Trend 2: Tipping point for resourcing models
Business partnering demands in the tax department are on the rise, but 93% of tax leaders say their department’s budget is remaining flat or falling. To ensure that the tax function can redefine itself as a strategic function at the pace that is required, leaders are choosing to move increasing amounts of compliance and reporting to a combination of shared service centers, finance departments, and outsourcing providers that have invested in best-in-class technology.
Trend 3: Digital tax administration is moving faster than expected
in addition to the rising focus of the corporate tax department partnering with their business counterparts, transformative changes to the way companies share tax information with revenue authorities is also creating an imperative to modernize operations at a faster pace. Nine in 10 (92%) respondents say that shifting revenue authority demands on digital tax administration will have a moderate or high impact on tax operations and resources over the next five years—and several heads of tax said the trend is moving faster than expected.
"It’s really stepped up in the last couple of years," says Anna Elphick, VP Tax, Unilever. "Tax authorities don't just want a faster turnaround for compliance but access into a company’s systems. It's not unreasonable to think that in a much shorter time than we expect, compliance will be about companies reviewing a return that's been drafted by the tax authorities."
Trend 4: Data simplification and lower-cost resourcing are top priorities
Tax leaders said that simplifying data management (53%) and moving to lower-cost resourcing models (51%) must be prioritized if tax is to become more proactive at delivering strategic insights to the business. Many tax teams are ensuring that they have a seat at the table as ERP systems are overhauled, which is paying dividends: 56% of those that have introduced NextGen ERP systems are now highly effective at supporting the business with scenario-modeling insights. Only 35% of those with moderate to low use of NextGen ERP systems said the same.
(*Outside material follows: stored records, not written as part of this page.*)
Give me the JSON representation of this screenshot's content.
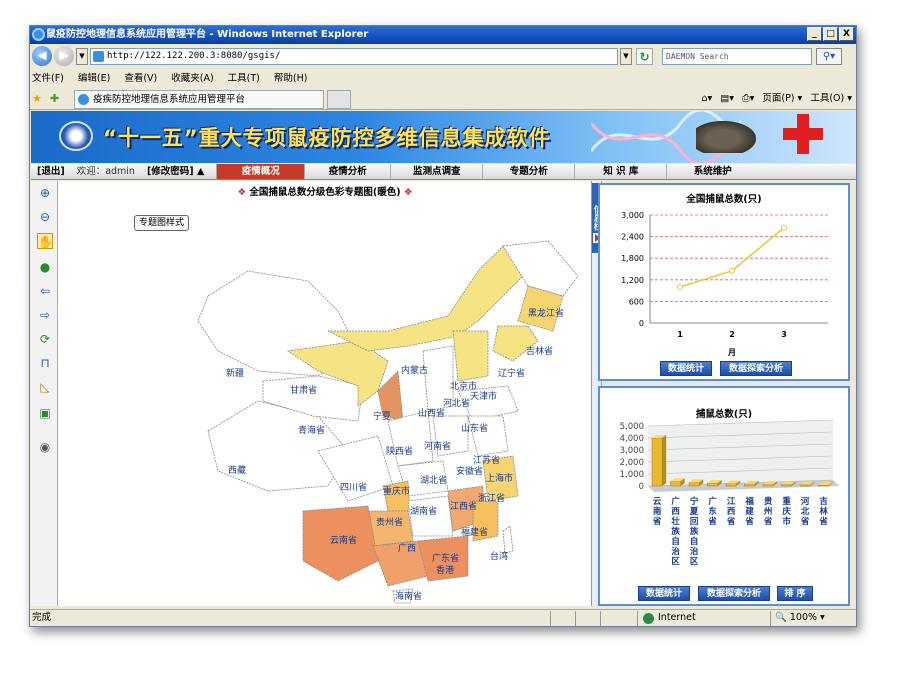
{
  "window": {
    "title": "鼠疫防控地理信息系统应用管理平台 - Windows Internet Explorer",
    "btn_min": "_",
    "btn_max": "□",
    "btn_close": "X"
  },
  "address": {
    "url": "http://122.122.200.3:8080/gsgis/",
    "search_placeholder": "DAEMON Search"
  },
  "menu": [
    "文件(F)",
    "编辑(E)",
    "查看(V)",
    "收藏夹(A)",
    "工具(T)",
    "帮助(H)"
  ],
  "tab": {
    "title": "疫疾防控地理信息系统应用管理平台"
  },
  "right_tools": {
    "page": "页面(P) ▾",
    "tools": "工具(O) ▾"
  },
  "banner": {
    "title": "“十一五”重大专项鼠疫防控多维信息集成软件"
  },
  "nav": {
    "logout": "[退出]",
    "welcome": "欢迎：admin",
    "change_pwd": "[修改密码] ▲",
    "items": [
      "疫情概况",
      "疫情分析",
      "监测点调查",
      "专题分析",
      "知 识 库",
      "系统维护"
    ]
  },
  "map": {
    "title": "全国捕鼠总数分级色彩专题图(暖色)",
    "style_button": "专题图样式",
    "provinces": [
      "黑龙江省",
      "吉林省",
      "辽宁省",
      "内蒙古",
      "新疆",
      "甘肃省",
      "北京市",
      "天津市",
      "河北省",
      "山西省",
      "宁夏",
      "青海省",
      "山东省",
      "陕西省",
      "河南省",
      "江苏省",
      "安徽省",
      "上海市",
      "西藏",
      "四川省",
      "湖北省",
      "重庆市",
      "浙江省",
      "江西省",
      "湖南省",
      "贵州省",
      "云南省",
      "广西",
      "福建省",
      "广东省",
      "台湾",
      "香港",
      "海南省"
    ]
  },
  "sidebar": {
    "label": "信息栏"
  },
  "chart_data": [
    {
      "type": "line",
      "title": "全国捕鼠总数(只)",
      "x": [
        1,
        2,
        3
      ],
      "y": [
        1000,
        1450,
        2650
      ],
      "xlabel": "月",
      "ylabel": "",
      "ylim": [
        0,
        3000
      ],
      "yticks": [
        "3,000",
        "2,400",
        "1,800",
        "1,200",
        "600",
        "0"
      ],
      "xticks": [
        "1",
        "2",
        "3"
      ],
      "color": "#f0c040"
    },
    {
      "type": "bar",
      "title": "捕鼠总数(只)",
      "categories": [
        "云南省",
        "广西壮族自治区",
        "宁夏回族自治区",
        "广东省",
        "江西省",
        "福建省",
        "贵州省",
        "重庆市",
        "河北省",
        "吉林省"
      ],
      "values": [
        4000,
        400,
        300,
        250,
        200,
        180,
        150,
        120,
        100,
        80
      ],
      "ylim": [
        0,
        5000
      ],
      "yticks": [
        "5,000",
        "4,000",
        "3,000",
        "2,000",
        "1,000",
        "0"
      ],
      "color": "#e8b830"
    }
  ],
  "panel1": {
    "btn_stats": "数据统计",
    "btn_explore": "数据探索分析"
  },
  "panel2": {
    "btn_stats": "数据统计",
    "btn_explore": "数据探索分析",
    "btn_sort": "排 序"
  },
  "status": {
    "left": "完成",
    "zone": "Internet",
    "zoom": "100%"
  }
}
At Stryker, “we automated the source P&L process for transfer pricing which took a huge burden off of the divisions," says David Furgason, Vice President Tax. "Then we created a transfer price database to deposit and retrieve data so we have limited impact on the divisions. We are moving to a single ERP platform which will help us make take the next step with robotics.”
Trend 5: Skillsets are shifting
Embedding a new data infrastructure and redesigning processes are critical for the future tax vision. Tax leaders are aligned — data skills (45%) and technology process experience (43%) are ‘must have’ skills in a tax department of the future, but more traditional tax specialist knowledge also remains key (40%). The trick to success will be in tax leaders facilitating the way these professionals, with their different backgrounds, can work together collectively to unlock lasting value.
Take Infineon Technologies, which formed a VAT technology and governance group "that has the right knowledge about how to change the system to ensure it generates the right reports", according to Matthias Schubert, Global Head of Tax. "Involving them early was key as we took a greenfield approach, so we could think about what the optimal processes would look like and how more intelligent systems could make an impact
Trend 6: 2020 brought productivity improvements
Improved productivity (50%) and accelerating shifts to remote working (48%) were cited as the biggest operational benefits to emerge from COVID-19-driven disruption. But, as 78% of leaders now plan to embed either hybrid or fully remote models in the tax function long term, 34% say maintaining productivity benefits is a top concern. And, as leaders think about building their talent pipeline and strengthening advisory skill sets, 47% say they must prioritize new approaches to talent recognition and career development over the next two years, while 36% say new processes for involving tax in business strategy decisions must be established.